Researchers sequenced of the complete mitochondrial genome of the fossil and used the information to develop mitochondrial sequencing of the other bears and to construct phylogenies showing that the ancient polar bear evolved within the lineage of brown bears.
"Since the brown bears from Alaska's Admiralty, Baranof and Chichagof Islands are the polar bears' closest relatives, it was crucial to include them in our study in order to more precisely date when polar bears appeared as a distinct species," explains Charlotte Lindqvist, assistant professor in the UB Department of Biological Sciences.
"The fact that our ancient polar bear lies almost directly at the splitting point between this unique group of brown bears and polar bears, that is, close to their most recent common ancestor of the two species, was very intriguing. It provided an ideal opportunity to ultimately settle the time of polar bear origin."

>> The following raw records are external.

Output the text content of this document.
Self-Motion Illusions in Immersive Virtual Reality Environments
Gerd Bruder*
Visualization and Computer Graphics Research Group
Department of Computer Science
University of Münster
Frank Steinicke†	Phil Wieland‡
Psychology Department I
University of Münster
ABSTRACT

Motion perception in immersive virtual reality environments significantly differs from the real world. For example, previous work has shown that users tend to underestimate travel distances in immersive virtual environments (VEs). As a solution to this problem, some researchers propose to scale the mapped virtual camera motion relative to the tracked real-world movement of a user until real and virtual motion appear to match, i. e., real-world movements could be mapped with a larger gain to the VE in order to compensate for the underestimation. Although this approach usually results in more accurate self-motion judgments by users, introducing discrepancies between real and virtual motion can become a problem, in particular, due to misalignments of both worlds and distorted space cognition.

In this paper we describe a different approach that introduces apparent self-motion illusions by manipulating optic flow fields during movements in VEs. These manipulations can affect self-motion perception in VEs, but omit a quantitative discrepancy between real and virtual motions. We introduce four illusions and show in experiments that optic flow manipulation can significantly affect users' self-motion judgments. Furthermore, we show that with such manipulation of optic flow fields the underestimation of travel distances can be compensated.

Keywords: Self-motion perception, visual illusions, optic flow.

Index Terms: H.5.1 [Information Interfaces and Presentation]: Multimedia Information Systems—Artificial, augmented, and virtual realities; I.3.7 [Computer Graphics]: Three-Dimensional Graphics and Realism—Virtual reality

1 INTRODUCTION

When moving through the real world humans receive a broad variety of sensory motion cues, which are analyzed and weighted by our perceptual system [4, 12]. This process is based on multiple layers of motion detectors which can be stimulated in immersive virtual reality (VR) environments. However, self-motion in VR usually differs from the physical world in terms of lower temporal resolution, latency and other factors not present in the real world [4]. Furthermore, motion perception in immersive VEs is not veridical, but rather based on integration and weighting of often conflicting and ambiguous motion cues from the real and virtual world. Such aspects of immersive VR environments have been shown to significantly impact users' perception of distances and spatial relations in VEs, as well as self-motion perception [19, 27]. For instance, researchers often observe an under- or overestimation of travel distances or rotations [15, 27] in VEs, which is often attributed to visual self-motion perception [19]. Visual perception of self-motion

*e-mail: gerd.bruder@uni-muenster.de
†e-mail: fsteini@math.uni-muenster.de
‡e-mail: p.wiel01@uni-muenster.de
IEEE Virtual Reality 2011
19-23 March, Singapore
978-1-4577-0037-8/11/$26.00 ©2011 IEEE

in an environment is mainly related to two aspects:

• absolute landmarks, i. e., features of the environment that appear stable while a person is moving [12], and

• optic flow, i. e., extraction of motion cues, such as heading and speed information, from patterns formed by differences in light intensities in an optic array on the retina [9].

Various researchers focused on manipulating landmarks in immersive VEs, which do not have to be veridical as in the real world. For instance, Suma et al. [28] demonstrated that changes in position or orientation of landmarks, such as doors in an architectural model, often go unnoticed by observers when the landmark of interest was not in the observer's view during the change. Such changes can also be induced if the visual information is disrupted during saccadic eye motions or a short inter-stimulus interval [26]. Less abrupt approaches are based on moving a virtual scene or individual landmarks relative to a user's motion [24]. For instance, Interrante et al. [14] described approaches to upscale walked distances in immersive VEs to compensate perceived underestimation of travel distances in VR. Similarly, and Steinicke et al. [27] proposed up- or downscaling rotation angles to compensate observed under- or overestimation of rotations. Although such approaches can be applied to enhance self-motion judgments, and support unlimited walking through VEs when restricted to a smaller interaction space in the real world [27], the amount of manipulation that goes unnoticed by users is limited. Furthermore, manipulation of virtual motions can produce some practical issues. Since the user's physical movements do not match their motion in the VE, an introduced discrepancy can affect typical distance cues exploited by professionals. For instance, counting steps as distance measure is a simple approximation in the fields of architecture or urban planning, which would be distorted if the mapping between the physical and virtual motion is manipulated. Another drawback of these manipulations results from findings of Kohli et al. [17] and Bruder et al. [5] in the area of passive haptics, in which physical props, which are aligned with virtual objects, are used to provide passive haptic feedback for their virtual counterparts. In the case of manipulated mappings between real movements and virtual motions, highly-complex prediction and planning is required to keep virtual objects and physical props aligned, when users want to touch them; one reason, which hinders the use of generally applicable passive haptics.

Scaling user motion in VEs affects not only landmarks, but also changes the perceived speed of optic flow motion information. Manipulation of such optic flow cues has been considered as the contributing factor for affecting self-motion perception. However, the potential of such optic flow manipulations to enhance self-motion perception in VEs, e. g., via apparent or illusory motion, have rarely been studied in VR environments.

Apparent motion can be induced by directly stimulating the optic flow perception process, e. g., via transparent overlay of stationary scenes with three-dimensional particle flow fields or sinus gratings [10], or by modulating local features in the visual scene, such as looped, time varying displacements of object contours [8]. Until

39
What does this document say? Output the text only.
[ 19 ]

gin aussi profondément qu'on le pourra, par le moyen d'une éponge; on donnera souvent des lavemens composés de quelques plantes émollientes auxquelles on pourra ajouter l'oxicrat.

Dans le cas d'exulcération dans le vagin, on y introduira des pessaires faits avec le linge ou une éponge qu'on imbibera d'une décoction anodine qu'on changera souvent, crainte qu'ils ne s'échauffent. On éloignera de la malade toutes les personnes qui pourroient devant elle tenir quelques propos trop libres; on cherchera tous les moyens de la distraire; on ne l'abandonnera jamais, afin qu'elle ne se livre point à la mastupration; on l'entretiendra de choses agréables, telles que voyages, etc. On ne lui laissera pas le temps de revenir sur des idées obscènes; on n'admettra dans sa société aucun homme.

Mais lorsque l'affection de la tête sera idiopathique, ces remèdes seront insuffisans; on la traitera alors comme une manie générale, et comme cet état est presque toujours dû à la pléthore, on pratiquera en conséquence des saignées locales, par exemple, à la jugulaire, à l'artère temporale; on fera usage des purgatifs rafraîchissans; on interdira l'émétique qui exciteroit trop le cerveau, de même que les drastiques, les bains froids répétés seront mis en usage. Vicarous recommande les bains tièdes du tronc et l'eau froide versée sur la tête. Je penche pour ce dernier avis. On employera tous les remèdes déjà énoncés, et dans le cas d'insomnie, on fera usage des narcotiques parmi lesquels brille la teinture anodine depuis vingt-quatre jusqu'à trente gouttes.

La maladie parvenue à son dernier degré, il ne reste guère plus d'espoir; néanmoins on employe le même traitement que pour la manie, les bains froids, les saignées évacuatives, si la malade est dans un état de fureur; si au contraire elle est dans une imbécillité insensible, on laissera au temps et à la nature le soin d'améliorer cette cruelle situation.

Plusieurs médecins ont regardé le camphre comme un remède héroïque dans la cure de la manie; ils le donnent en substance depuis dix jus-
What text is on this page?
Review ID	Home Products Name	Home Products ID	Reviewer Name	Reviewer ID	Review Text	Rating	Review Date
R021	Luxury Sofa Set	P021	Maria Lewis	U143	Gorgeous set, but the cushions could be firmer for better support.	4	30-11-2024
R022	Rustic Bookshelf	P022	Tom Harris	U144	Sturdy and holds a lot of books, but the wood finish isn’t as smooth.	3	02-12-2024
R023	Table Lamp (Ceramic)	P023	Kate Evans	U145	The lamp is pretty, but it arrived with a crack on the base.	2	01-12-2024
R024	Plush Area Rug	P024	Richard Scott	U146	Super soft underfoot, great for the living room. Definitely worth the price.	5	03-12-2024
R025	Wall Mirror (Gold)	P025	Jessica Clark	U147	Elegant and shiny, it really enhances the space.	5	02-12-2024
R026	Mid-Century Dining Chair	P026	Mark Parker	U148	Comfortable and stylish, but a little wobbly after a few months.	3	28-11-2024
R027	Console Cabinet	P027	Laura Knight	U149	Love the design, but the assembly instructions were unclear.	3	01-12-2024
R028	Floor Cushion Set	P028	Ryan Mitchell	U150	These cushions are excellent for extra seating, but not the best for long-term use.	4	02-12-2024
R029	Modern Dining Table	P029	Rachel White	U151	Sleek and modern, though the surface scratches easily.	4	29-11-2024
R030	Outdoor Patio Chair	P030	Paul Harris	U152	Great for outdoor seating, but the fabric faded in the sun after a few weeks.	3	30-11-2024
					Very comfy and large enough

"This is, by far, the oldest mammal mitochondrial genome to be sequenced," says co-author Stephan C. Schuster from Penn State's Center for Comparative Genomics and BioinformaticsSchuster. "It's about twice the age of the oldest mammoth genome that has, to date, been sequenced."
The mitochondrial genome refers to all the DNA in the mitochondrion, the energy-producing component of most eukaryotic (complex) cells. Ancient DNA studies have tended to focus on the mitochondrial genome because it generally reveals characteristics useful for evolutionary analyses and allows for DNA to be retrieved from ancient samples most easily.